What happens to those who, being called to ministry, lose their blamelessness? Let us take Peter as an example. Of course Peter, through that particular behaviour, which was absolutely wrong, lost his blamelessness among the brethren, nevertheless the Bible doesn’t say that from that day on he was no longer an elder or an apostle. Furthermore, we must say that the apostle Peter accepted the rebuke of Paul. Thus, he stopped compelling the Gentiles to live as Jews (therefore he lost his doctrinal blamelessness only for a certain period of time). Let us take also the pastor of the Church of Ephesus, the pastor of the Church of Sardis, and the pastor of the Church of the Laodiceans as examples; of course they also lost their blamelessness among the brethren, nevertheless they did not stop shepherding the sheep while they were in that spiritual condition (which was wrong in the Lord’s sight). God rebuked them and gave them time to repent. Did they repent? We don’t know.

Nevertheless, I am persuaded that if an elder or a pastor persists in his mistake or in his sin, surely he will not prosper and shall go from bad to worse for God will punish him as he deserves. Wisdom says: “He that covereth his sins shall not prosper; but whoso confesseth and forsaketh them shall have mercy” (Proverbs 28:13) and also: “He that hardeneth his heart shall fall into mischief [calamity]” (Proverbs 28:14).
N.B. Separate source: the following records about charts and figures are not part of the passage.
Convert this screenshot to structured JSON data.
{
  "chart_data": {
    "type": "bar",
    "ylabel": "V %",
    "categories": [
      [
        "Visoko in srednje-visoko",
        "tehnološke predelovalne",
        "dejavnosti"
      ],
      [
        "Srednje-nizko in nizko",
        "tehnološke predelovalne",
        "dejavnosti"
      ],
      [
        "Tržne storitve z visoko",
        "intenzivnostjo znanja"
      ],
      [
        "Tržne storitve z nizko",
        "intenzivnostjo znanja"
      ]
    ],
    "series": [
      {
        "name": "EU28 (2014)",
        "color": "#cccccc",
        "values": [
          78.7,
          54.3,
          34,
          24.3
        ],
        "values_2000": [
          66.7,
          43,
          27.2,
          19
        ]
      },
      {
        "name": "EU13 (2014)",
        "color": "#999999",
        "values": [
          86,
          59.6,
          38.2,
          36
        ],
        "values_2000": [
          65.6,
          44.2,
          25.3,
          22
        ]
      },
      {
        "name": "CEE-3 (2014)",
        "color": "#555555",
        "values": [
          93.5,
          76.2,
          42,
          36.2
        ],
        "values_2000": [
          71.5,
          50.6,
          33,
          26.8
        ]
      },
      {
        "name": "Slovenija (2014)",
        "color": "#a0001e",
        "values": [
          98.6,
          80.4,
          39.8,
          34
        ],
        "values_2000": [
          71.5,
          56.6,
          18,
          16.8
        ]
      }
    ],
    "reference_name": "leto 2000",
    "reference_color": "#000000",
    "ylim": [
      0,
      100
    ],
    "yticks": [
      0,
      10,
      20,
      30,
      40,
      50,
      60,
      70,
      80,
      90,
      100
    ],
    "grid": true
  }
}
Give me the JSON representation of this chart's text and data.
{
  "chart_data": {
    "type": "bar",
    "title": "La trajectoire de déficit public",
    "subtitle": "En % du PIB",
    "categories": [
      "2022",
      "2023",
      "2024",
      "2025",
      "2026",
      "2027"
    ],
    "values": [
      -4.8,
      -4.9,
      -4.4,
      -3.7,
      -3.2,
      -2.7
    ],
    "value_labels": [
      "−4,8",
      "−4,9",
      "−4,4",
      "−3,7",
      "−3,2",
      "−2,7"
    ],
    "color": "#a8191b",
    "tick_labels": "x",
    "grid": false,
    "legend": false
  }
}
Of course, if an elder or a pastor becomes a worker of scandals, he begins to teach damnable heresies and reject all the rebukes, the sheep that are under his care must not be indifferent but rather they must withdraw themselves from him and avoid him, as it is written: “Now I beseech you, brethren, mark them which cause divisions and offences contrary to the doctrine which ye have learned; and avoid them. For they that are such serve not our Lord Jesus Christ, but their own belly; and by good words and fair speeches deceive the hearts of the simple” (Romans 16:17-18).

God judges His servants, He is no respecter of persons, no matter what kind of ministry they have received from God.